The dead will be exhumed, identified and properly reburied, and a beautiful gallery with heart-wrenching photos will recount the losses of the individual, the suffering of the Yazidi people, and the nominal victory of humanity by quantifying the destruction and providing closure to a dark chapter of human history.

On a wall in this memorial will be a quote from a survivor of a prior genocide, one that occurred roughly seventy five years before the Yazidi genocide; “It has happened, therefore it can happen, it can happen everywhere.”

The quote will not only help to relate the Yazidi genocide to past occurrences, but also unintentionally frame it in the context of an unbreakable pattern of human action, a learned behavior.

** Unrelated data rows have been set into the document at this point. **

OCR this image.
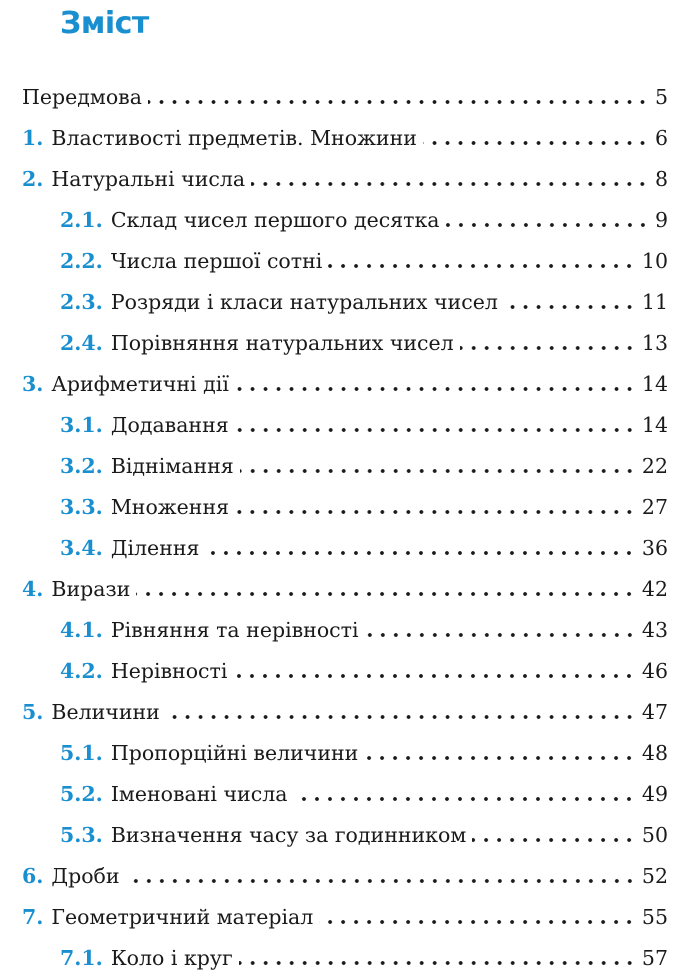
Зміст
Передмова	5
1. Властивості предметів. Множини	6
2. Натуральні числа	8
2.1. Склад чисел першого десятка	9
2.2. Числа першої сотні	10
2.3. Розряди і класи натуральних чисел	11
2.4. Порівняння натуральних чисел	13
3. Арифметичні дії	14
3.1. Додавання	14
3.2. Віднімання	22
3.3. Множення	27
3.4. Ділення	36
4. Вирази	42
4.1. Рівняння та нерівності	43
4.2. Нерівності	46
5. Величини	47
5.1. Пропорційні величини	48
5.2. Іменовані числа	49
5.3. Визначення часу за годинником	50
6. Дроби	52
7. Геометричний матеріал	55
7.1. Коло і круг	57
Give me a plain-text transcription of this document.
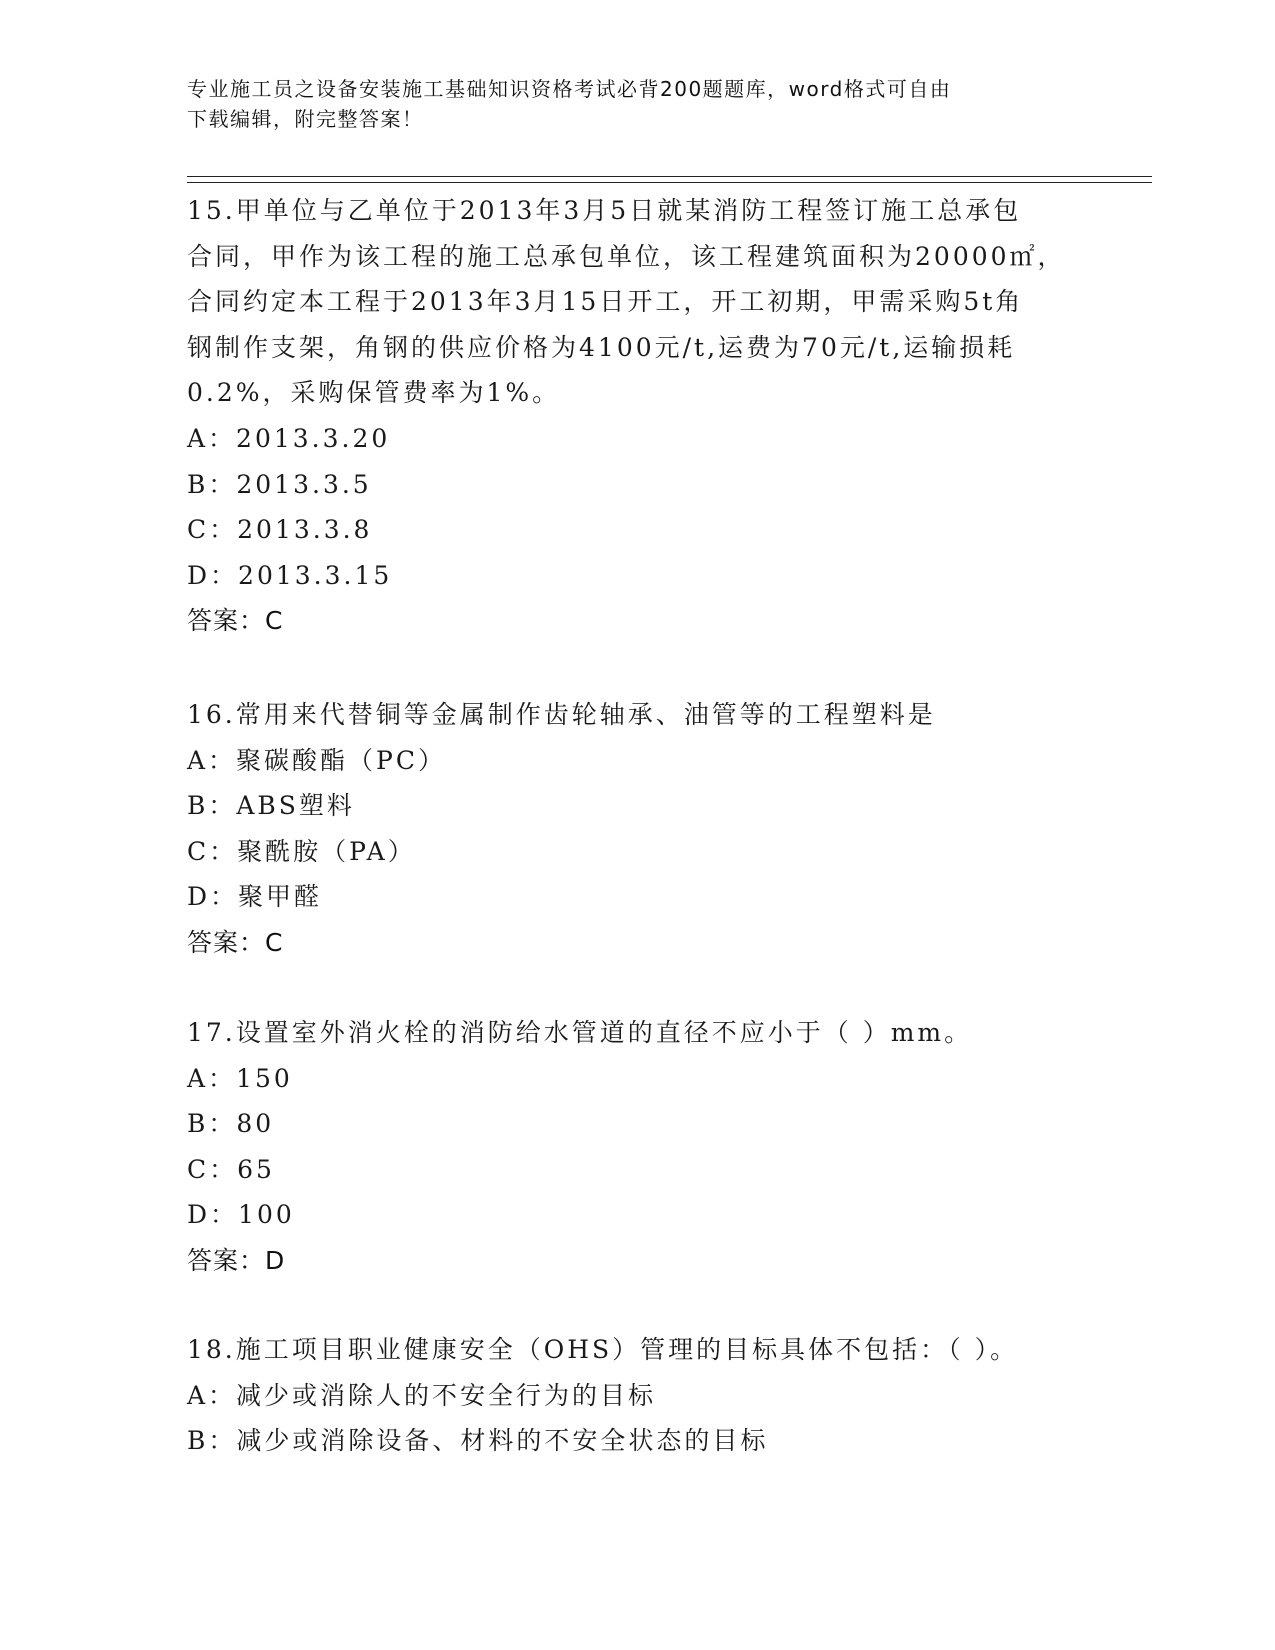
专业施工员之设备安装施工基础知识资格考试必背200题题库，word格式可自由
下载编辑，附完整答案！
15.甲单位与乙单位于2013年3月5日就某消防工程签订施工总承包
合同，甲作为该工程的施工总承包单位，该工程建筑面积为20000㎡，
合同约定本工程于2013年3月15日开工，开工初期，甲需采购5t角
钢制作支架，角钢的供应价格为4100元/t,运费为70元/t,运输损耗
0.2%，采购保管费率为1%。
A：2013.3.20
B：2013.3.5
C：2013.3.8
D：2013.3.15
答案：C
16.常用来代替铜等金属制作齿轮轴承、油管等的工程塑料是
A：聚碳酸酯（PC）
B：ABS塑料
C：聚酰胺（PA）
D：聚甲醛
答案：C
17.设置室外消火栓的消防给水管道的直径不应小于（ ）mm。
A：150
B：80
C：65
D：100
答案：D
18.施工项目职业健康安全（OHS）管理的目标具体不包括：（ ）。
A：减少或消除人的不安全行为的目标
B：减少或消除设备、材料的不安全状态的目标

As if in recognizing and remembering history, we’re doomed to a self-fulfilling prophecy of repeating it.

2 thoughts on ““It happened, therefore it can happen, it can happen anywhere.”

  1. I have been to Auschwitz this summer and I was so moved that I’m still looking after new articles from other bloggers every other week because I want to know what their feelings were. Thank you for yours and thank you for sharing.

    1. It really is a place unlike any other, and I’m so glad it’s preserved with such care. If you haven’t yet, I’d recommend you visit sarajevo and Srebrenica to see the another remnants of another genocide.